À l’origine de l’exposition « D’un soleil à l’autre », une commémoration : celle du cinquantième anniversaire des premiers pas de l’homme sur la Lune.
« La conquête spatiale a nourri un imaginaire collectif très important », explique Charles Carcopino, son commissaire. Un imaginaire d’autant plus foisonnant que l’Espace se représente difficilement : trop loin, trop silencieux, bref, situé hors de portée des perceptions humaines, il demande à être interprété, mis en forme, presque « décodé ». À rebours d’autres événements sur le même thème – dont « Gravité zéro », l’an dernier aux Abattoirs à Toulouse –, l’exposition délaisse la science-fiction et son imaginaire social et symbolique pour mieux cerner la façon dont la création la plus récente peut rendre sensible, palpable, ce que l’espace offre d’a priori irréductible à toute représentation : sa matière et ses phénomènes physiques. « D’un soleil à l’autre » mise à ce titre sur un corpus resserré – une dizaine d’artistes et de collectifs seulement – et sur une scénographie habile, qui tire tout le parti des masses de béton et des bassins de l’impressionnante base sous-marine.
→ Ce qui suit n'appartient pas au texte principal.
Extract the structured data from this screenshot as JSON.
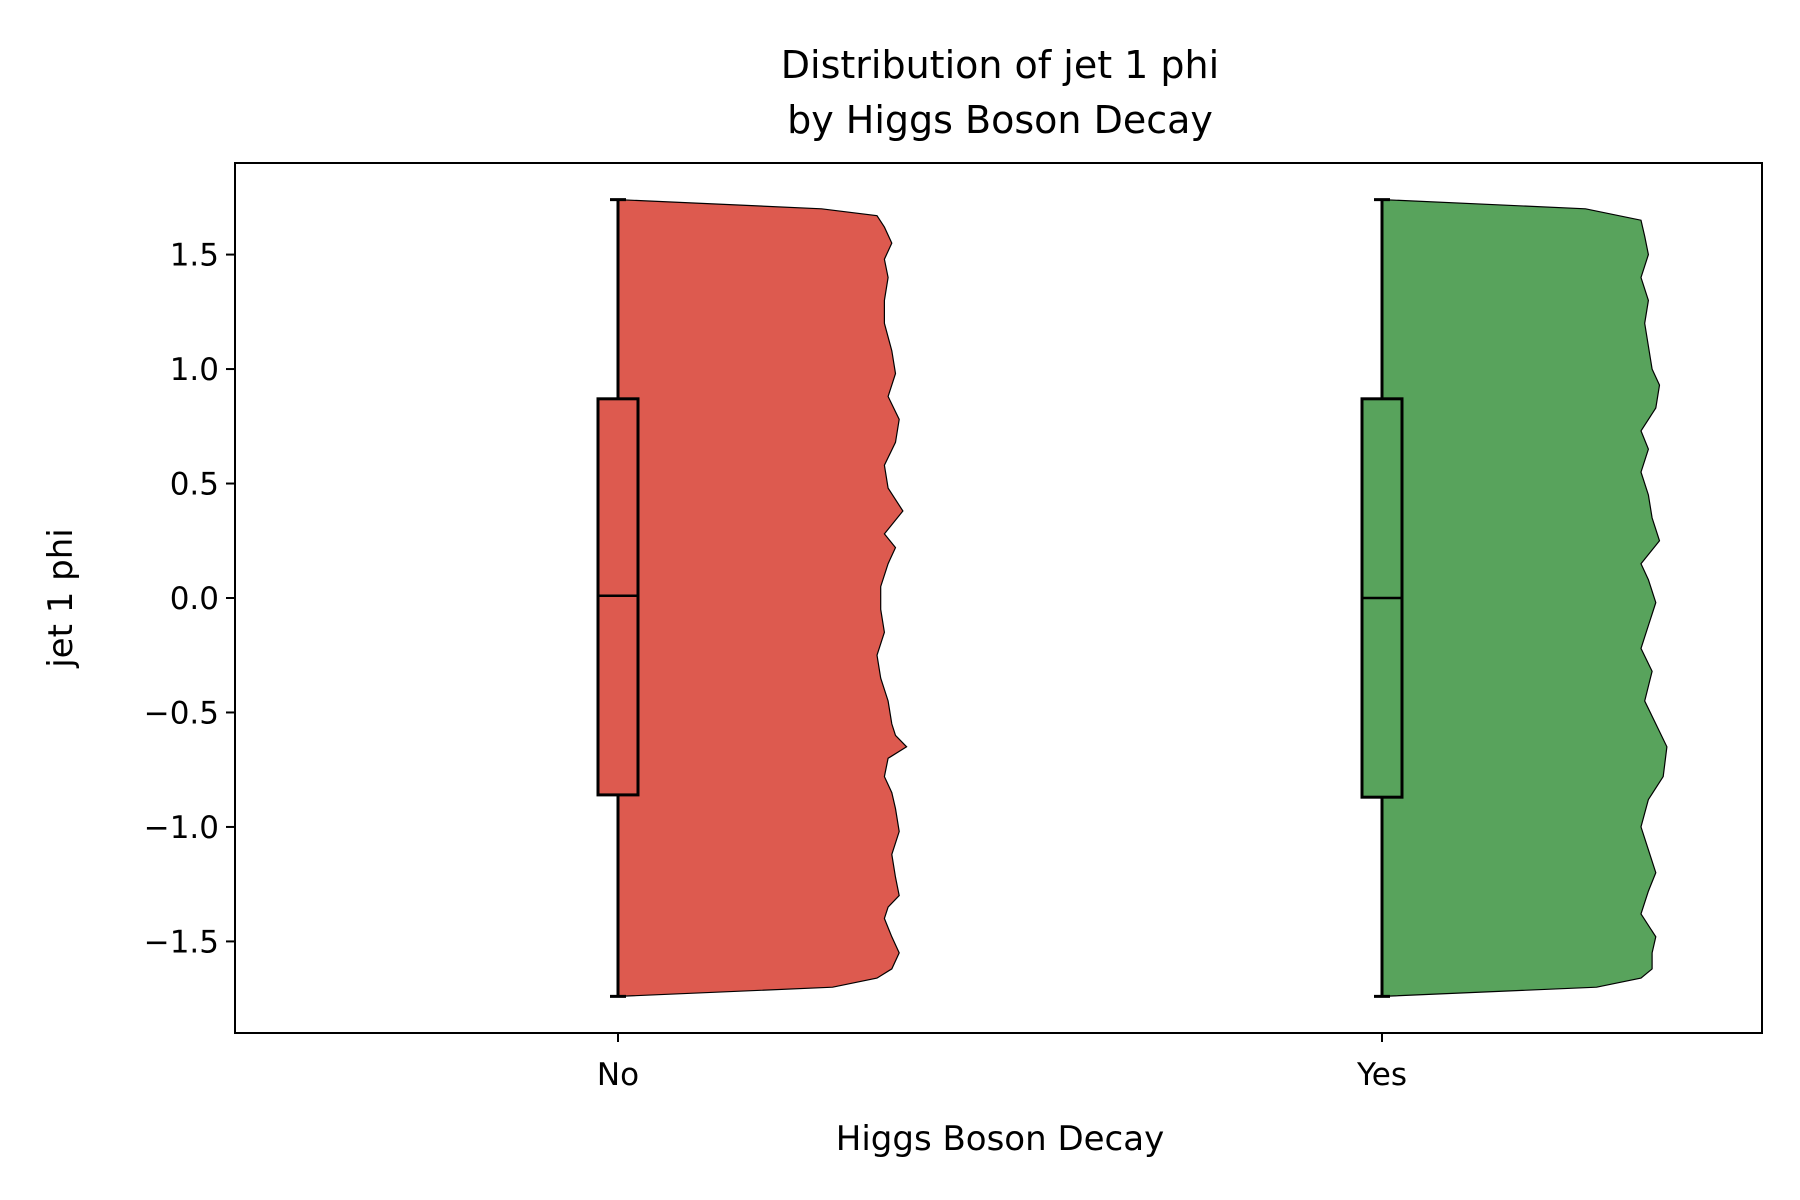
{
  "colors": {
    "no": "#dd5a4f",
    "yes": "#58a35c",
    "outline": "#000000"
  },
  "chart_data": {
    "type": "half-violin-box",
    "title_line1": "Distribution of jet 1 phi",
    "title_line2": "by Higgs Boson Decay",
    "xlabel": "Higgs Boson Decay",
    "ylabel": "jet 1 phi",
    "categories": [
      "No",
      "Yes"
    ],
    "ylim": [
      -1.9,
      1.9
    ],
    "yticks": [
      -1.5,
      -1.0,
      -0.5,
      0.0,
      0.5,
      1.0,
      1.5
    ],
    "ytick_labels": [
      "−1.5",
      "−1.0",
      "−0.5",
      "0.0",
      "0.5",
      "1.0",
      "1.5"
    ],
    "grid": false,
    "series": [
      {
        "category": "No",
        "color": "#dd5a4f",
        "box": {
          "whisker_low": -1.74,
          "q1": -0.86,
          "median": 0.01,
          "q3": 0.87,
          "whisker_high": 1.74
        },
        "density": {
          "y": [
            -1.74,
            -1.7,
            -1.66,
            -1.62,
            -1.55,
            -1.48,
            -1.4,
            -1.35,
            -1.3,
            -1.22,
            -1.12,
            -1.02,
            -0.92,
            -0.85,
            -0.78,
            -0.7,
            -0.65,
            -0.6,
            -0.55,
            -0.45,
            -0.35,
            -0.25,
            -0.15,
            -0.05,
            0.05,
            0.15,
            0.22,
            0.28,
            0.38,
            0.48,
            0.58,
            0.68,
            0.78,
            0.88,
            0.98,
            1.08,
            1.2,
            1.3,
            1.4,
            1.48,
            1.55,
            1.62,
            1.67,
            1.7,
            1.74
          ],
          "w": [
            0.0,
            0.58,
            0.7,
            0.74,
            0.76,
            0.74,
            0.72,
            0.73,
            0.76,
            0.75,
            0.74,
            0.76,
            0.75,
            0.74,
            0.72,
            0.73,
            0.78,
            0.75,
            0.74,
            0.73,
            0.71,
            0.7,
            0.72,
            0.71,
            0.71,
            0.73,
            0.75,
            0.72,
            0.77,
            0.73,
            0.72,
            0.75,
            0.76,
            0.73,
            0.75,
            0.74,
            0.72,
            0.72,
            0.73,
            0.72,
            0.74,
            0.72,
            0.7,
            0.55,
            0.0
          ]
        }
      },
      {
        "category": "Yes",
        "color": "#58a35c",
        "box": {
          "whisker_low": -1.74,
          "q1": -0.87,
          "median": 0.0,
          "q3": 0.87,
          "whisker_high": 1.74
        },
        "density": {
          "y": [
            -1.74,
            -1.7,
            -1.66,
            -1.62,
            -1.55,
            -1.48,
            -1.38,
            -1.28,
            -1.2,
            -1.1,
            -1.0,
            -0.88,
            -0.78,
            -0.65,
            -0.55,
            -0.45,
            -0.32,
            -0.22,
            -0.12,
            -0.02,
            0.08,
            0.15,
            0.25,
            0.35,
            0.45,
            0.55,
            0.65,
            0.73,
            0.83,
            0.93,
            1.0,
            1.1,
            1.2,
            1.3,
            1.4,
            1.5,
            1.58,
            1.65,
            1.7,
            1.74
          ],
          "w": [
            0.0,
            0.58,
            0.7,
            0.73,
            0.73,
            0.74,
            0.7,
            0.72,
            0.74,
            0.72,
            0.7,
            0.72,
            0.76,
            0.77,
            0.74,
            0.71,
            0.73,
            0.7,
            0.72,
            0.74,
            0.72,
            0.7,
            0.75,
            0.73,
            0.72,
            0.7,
            0.72,
            0.7,
            0.74,
            0.75,
            0.73,
            0.72,
            0.71,
            0.72,
            0.7,
            0.72,
            0.71,
            0.7,
            0.55,
            0.0
          ]
        }
      }
    ]
  }
}
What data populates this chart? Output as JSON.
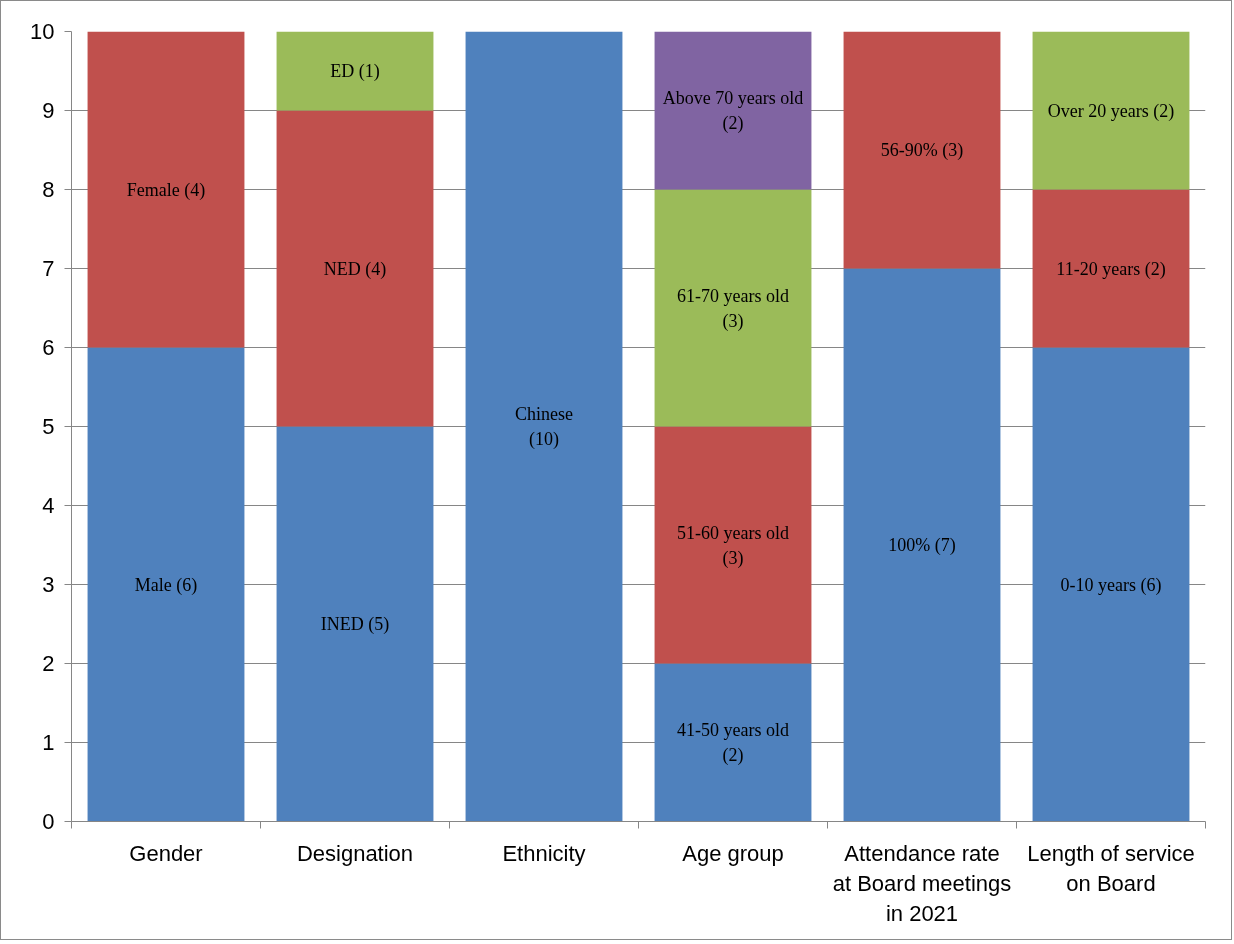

Plongées dans l’obscurité, les œuvres présentées donnent à voir et à entendre toutes sortes de phénomènes, le plus souvent à partir de données collectées in situ, ou auprès de chercheurs et d’institutions : vortex et hydrogène chez Evelina Domnitch et Dmitry Gelfand, environnements célestes et coucher de soleil martien chez Félicie d’Estienne d’Orves, rayons cosmiques chez LAb[au], fréquences solaires chez Stéphane Thidet, etc. Démonstration convaincante des liens fertiles entre arts, sciences et technologies, l’exposition parvient en cela à communiquer le vertige et l’ivresse de la conquête spatiale.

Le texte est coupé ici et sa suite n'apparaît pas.